Wednesday Q+A With Stephen Hadley

George W. Bush’s national security adviser on the Trump administration’s foreign policy.

Stephen Hadley
LBJ Library photo by Jay Godwin
May 16, 2017, 8 p.m.

After serving in three administrations, including as national security adviser during President George W. Bush’s second term, Stephen Hadley is now the chairman of the United States Institute of Peace. Hadley spoke with Adam Wollner about North Korea, Afghanistan, and President Trump’s first foreign trip.

What should the U.S. response be to North Korea’s latest missile test?

I think the administration has done a good job of setting the table for developing a policy on North Korea. It has made clear we are going to break from the policies of the past. … The activities we have done in terms of ship movements and moving the THAAD [Terminal High Altitude Area Defense] radar into South Korea have been useful signals to North Korea that we are prepared to deter and protect against their emerging capabilities. But I think they’ve also gotten the Chinese’s attention that this is a real national security priority for us.

What should the next steps be?

There needs to be a conversation with the governments in Seoul and Japan, so that the three countries can get on the same page. And then of course we need to enlist the Chinese and the Russians in whatever policy we come up with. … But the kinds of things we need to do to prepare to deter and defend against North Korea are exactly the things the Chinese will not like. They will increase the American military profile in the region. So I think that actually puts pressure on the Chinese to pressure the North Koreans. … They certainly have more leverage than they have been willing to use. … The Chinese, I think, have been increasingly concerned about this regime.

The Trump administration is weighing whether to send more troops to Afghanistan.
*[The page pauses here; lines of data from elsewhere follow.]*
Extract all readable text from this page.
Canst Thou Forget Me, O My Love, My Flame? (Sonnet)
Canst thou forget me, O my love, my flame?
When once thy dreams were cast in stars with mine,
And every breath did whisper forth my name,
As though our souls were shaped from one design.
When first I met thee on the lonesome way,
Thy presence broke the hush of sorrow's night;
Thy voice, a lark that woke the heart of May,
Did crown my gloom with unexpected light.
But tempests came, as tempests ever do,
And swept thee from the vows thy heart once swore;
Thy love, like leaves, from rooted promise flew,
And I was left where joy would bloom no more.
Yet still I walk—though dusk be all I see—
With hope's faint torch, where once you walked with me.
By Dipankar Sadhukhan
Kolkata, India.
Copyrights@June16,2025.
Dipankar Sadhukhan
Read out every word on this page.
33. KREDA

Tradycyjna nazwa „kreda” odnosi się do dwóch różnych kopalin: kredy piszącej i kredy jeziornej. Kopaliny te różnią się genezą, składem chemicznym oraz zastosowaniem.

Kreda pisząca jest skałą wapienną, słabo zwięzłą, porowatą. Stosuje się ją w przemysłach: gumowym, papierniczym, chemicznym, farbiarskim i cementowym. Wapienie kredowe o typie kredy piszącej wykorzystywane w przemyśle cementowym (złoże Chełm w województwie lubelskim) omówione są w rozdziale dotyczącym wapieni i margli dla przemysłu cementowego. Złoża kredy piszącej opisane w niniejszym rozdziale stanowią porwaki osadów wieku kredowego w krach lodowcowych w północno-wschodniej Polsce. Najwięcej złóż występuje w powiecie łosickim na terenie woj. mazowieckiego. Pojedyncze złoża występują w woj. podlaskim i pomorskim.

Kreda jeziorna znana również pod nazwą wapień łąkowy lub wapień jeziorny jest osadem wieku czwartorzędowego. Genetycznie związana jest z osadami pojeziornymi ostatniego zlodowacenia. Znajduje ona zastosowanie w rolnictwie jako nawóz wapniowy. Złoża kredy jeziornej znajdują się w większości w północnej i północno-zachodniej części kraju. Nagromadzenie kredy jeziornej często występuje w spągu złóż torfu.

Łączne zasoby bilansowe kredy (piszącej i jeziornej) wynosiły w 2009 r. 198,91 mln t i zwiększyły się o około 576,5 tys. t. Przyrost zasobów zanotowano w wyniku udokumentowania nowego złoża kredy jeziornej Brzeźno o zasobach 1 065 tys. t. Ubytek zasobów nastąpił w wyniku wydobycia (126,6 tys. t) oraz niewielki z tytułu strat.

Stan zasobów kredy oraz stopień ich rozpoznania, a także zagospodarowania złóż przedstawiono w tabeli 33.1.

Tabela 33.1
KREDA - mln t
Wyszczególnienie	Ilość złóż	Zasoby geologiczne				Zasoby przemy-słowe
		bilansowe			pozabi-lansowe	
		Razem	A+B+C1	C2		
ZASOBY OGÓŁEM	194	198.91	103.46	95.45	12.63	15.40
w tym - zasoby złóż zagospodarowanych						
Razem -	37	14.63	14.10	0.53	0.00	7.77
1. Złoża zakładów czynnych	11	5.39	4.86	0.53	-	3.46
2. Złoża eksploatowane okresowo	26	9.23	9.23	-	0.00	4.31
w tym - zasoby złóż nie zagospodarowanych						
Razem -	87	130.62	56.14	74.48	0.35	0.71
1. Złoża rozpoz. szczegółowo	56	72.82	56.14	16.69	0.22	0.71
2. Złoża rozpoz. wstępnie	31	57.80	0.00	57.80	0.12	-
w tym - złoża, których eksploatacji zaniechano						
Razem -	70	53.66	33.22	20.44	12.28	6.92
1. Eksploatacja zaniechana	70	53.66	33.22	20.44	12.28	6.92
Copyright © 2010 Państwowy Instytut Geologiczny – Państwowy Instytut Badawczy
Is that the answer for the U.S. in that region?

We have always started talking about a security strategy without talking enough about the political strategy. We need a strategy that is going to help the Afghan government enhance its legitimacy and win the support of its own people. … There needs to be a political strategy for the broad reconciliation among all aspects of Afghan society, including the Taliban. In order to stabilize this situation and give the Taliban some incentive to be willing to participate in some kind of political settlement, we need help stabilize the security situation. We need to enhance our train-and-equip mission to help the Afghan forces stabilize the situation and begin to change the dynamic. … I think that is doable with a very modest increase in the U.S. military presence there. … It needs to be an integrated strategy, with political and economic elements, but I think there is a security piece that is important.

Trump is set to embark on his first foreign trip as president this week. What does he need to accomplish?

I think it is important that he make a good impression. … He needs to kind of stick to the script, have a dignified, organized, and focused trip, and try to avoid the kind of incidents that would detract from the trip. Show a little spontaneity in terms of who he is, but pretty much stick to the script, be presidential, deal with the business at hand, and recognize that the whole world is watching.

Trump isn’t known for sticking to the script. Can he actually do that for the entire trip?

Sure. If he wants to do it, he clearly can.

What do you make of the proposed budget cuts to the State Department and foreign-aid programs?

These are important programs to the country. Government generally, and that would include those programs, can be made more effective and more efficient. So reorganization, steps to enhance the effectiveness of our nonmilitary aspects of our power, our diplomacy, our development, our democracy promotion—that’s all fine. The kind of across-the-board, seemingly arbitrary, deep cuts risk really throwing the baby out with the bathwater.

Are you concerned by the slow pace at which Trump is producing nominees for the positions at the State and Defense departments?

There normally is a transition period of six to eight months for a new administration to come in. Because of how this administration came to power, that transition period is going to be longer. It will probably take a year before they’re going to have their people, their processes, and their policies in place.